Я дал в крайнее левое окно из противотанкового ружья.
Оттуда вылетел пулемёт.
— Тембол.
— Что?
— Как ты это делаешь?
Гацоев пожал плечами.
— Так же, как на склоне, — сказал он. — Смотришь, где ты бы сел. Дом или гора — разницы нет. Человек везде одинаковый: хочет видеть много, а уходить быстро.
Восемнадцатого января мы вышли к забору. Забор был дощатый, высокий, метра три. Он шёл поперёк улицы и дальше, вдоль домов, огораживая несколько кварталов. В заборе были ворота.
Ворота стояли открытые настежь, и створка одна висела на одной петле.
— Часовых нет, — сказал Мятлев.
— Вижу.
— Товарищ капитан, это что?
Я знал что.
— Заходим, — сказал я. — Оружие не вскидывать. Идём медленно.
Мы прошли в ворота и остановились. Улица за забором была узкая. По ней шёл человек — шёл медленно, держась за стену, и на нём было пальто, надетое поверх ещё одного пальто, а на ногах намотаны тряпки.
Он нас увидел. Остановился и неподвижно смотрел на нас. Я понял, что он не понимает, кто мы. Он смотрел на нас так, как смотрят на что-то, чего быть не может.
— Свои! — крикнул Мятлев громко. — Свои, отец!
Человек не пошевелился. Тогда он посмотрел на звёздочку у меня на шапке. Долго посмотрел. Потом сел на землю и заплакал.
Из ближайшего подъезда вышли трое. Потом ещё. Через десять минут на улице стояло человек сорок, и они не подходили близко, а стояли метрах в десяти полукругом и смотрели.
Женщина в платке подошла первой. Она подошла ко мне, посмотрела снизу вверх и что-то спросила по-венгерски.
— Руссу!
— Товарищ капитан, я по-венгерски не…
Она поняла, что мы не поняли, и повторила по-немецки, медленно, по слову.
Немецкий я знаю плохо. Но эти слова я разобрал.
Она спросила, правда ли, что немцы ушли.
— Ушли, — сказал я. — Ушли. Всё.
Она поняла интонацию, обернулась к остальным, что-то им сказала, и по толпе пошло движение.

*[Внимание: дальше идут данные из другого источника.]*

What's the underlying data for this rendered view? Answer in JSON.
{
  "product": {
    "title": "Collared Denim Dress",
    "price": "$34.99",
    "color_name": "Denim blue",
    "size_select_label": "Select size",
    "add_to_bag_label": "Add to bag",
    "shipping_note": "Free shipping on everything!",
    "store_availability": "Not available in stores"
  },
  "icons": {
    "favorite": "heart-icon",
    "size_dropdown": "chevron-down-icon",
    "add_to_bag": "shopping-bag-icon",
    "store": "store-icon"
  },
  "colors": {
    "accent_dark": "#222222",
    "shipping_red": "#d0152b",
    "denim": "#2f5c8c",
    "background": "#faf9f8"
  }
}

— Кабанов, — сказал я, не оборачиваясь. — Бегом к Вострикову. Доложи: обнаружено гетто, живых много, точное число неизвестно, нужны медики, нужно продовольствие, нужен транспорт. Понял?
— Есть!
— Бегом.
Он побежал.
Мы простояли там два часа.
Я зашёл в один дом — в один, больше не пошёл. В квартире на первом этаже было двадцать восемь человек. Я их сосчитал, потому что считать — это то, что я умею делать в любом состоянии.

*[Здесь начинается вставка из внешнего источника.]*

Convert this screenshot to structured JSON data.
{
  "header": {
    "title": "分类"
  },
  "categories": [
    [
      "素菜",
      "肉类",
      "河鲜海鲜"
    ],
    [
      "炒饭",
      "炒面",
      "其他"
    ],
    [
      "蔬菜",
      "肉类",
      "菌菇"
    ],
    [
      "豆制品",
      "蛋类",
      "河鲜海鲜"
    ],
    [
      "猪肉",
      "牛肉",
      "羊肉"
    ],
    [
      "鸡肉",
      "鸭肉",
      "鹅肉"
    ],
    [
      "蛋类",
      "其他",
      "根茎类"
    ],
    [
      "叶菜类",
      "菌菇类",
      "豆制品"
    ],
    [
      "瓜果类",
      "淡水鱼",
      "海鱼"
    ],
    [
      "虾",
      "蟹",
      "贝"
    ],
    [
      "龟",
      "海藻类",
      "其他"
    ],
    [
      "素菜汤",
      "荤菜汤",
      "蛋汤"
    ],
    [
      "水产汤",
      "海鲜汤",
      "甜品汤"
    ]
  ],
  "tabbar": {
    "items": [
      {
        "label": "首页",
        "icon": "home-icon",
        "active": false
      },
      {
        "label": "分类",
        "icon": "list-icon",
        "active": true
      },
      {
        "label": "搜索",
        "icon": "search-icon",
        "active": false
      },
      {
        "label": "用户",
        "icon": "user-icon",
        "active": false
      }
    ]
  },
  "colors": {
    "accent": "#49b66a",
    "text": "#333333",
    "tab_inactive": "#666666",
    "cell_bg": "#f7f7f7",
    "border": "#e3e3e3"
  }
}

Двадцать восемь человек в двух комнатах. Печь холодная. На подоконнике стояла кастрюля. В кастрюле была вода, и больше ничего.

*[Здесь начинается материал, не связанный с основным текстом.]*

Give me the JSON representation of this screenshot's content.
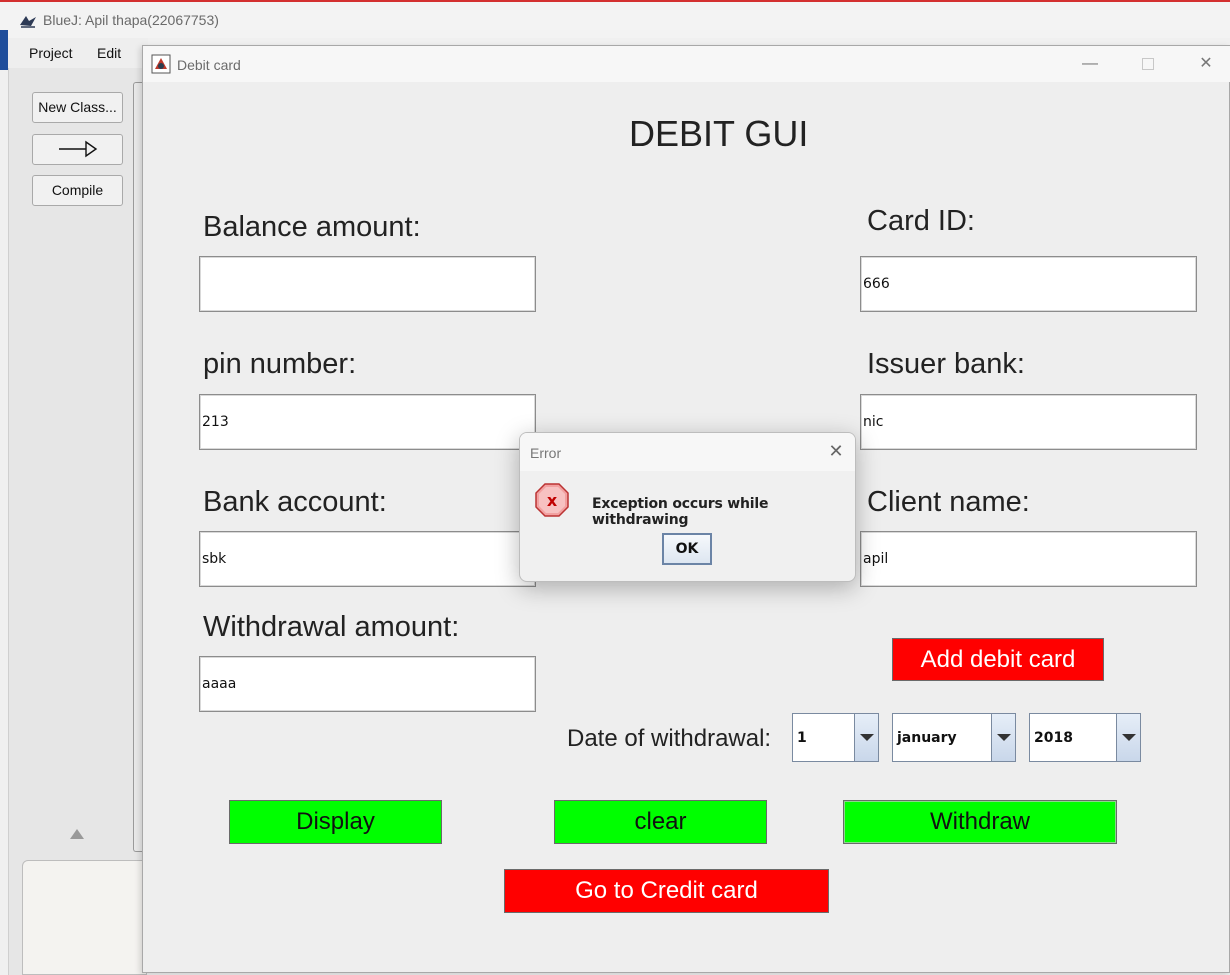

У окна на стуле сидела старуха, замотанная в одеяло, и не повернула головы, когда я вошёл. Мальчик лет восьми стоял у стены и смотрел на меня. Такого лица у восьмилетки быть не должно — ни страха, ни радости, ни любопытства.
Я вышел.
Во дворе меня нашёл Тюлькин.
— Товарищ капитан.
— М?
— Я раздал, — сказал он.
— Что раздал?
— Всё, — сказал Тюлькин и посмотрел мне в глаза. — Ротное хозяйство. Крупу, консервы, сахар. И энзэ тоже.
— Энзэ.
— Энзэ, — подтвердил он. — Виноват, товарищ капитан. Разрешения не спрашивал. Готов понести.
Я посмотрел на него.
— Порфирий Игнатьевич.
— Я.
— Спасибо.
Тюлькин моргнул.
— Так это… — сказал он. — Так а как иначе-то?
Двадцать шестого января под нами обвалился дом. Мы сидели на втором этаже углового здания и работали оттуда по перекрёстку — трофейный пулемёт в окне, я, Кабанов, Пшеничный и четверо из взвода Мятлева.
Немцы подтащили самоходку и начали бить по нижнему этажу.
— Уходим! — заорал я после третьего снаряда. — Все вниз, через двор!
Мы успели дойти до лестницы, когда четвёртый снаряд вошёл под нами.
Пол ушёл.
Я не помню, как падал. Помню, что стоял, а потом лежал, на мне было что-то тяжёлое, было темно и полно пыли, и дышать этой пылью было нельзя.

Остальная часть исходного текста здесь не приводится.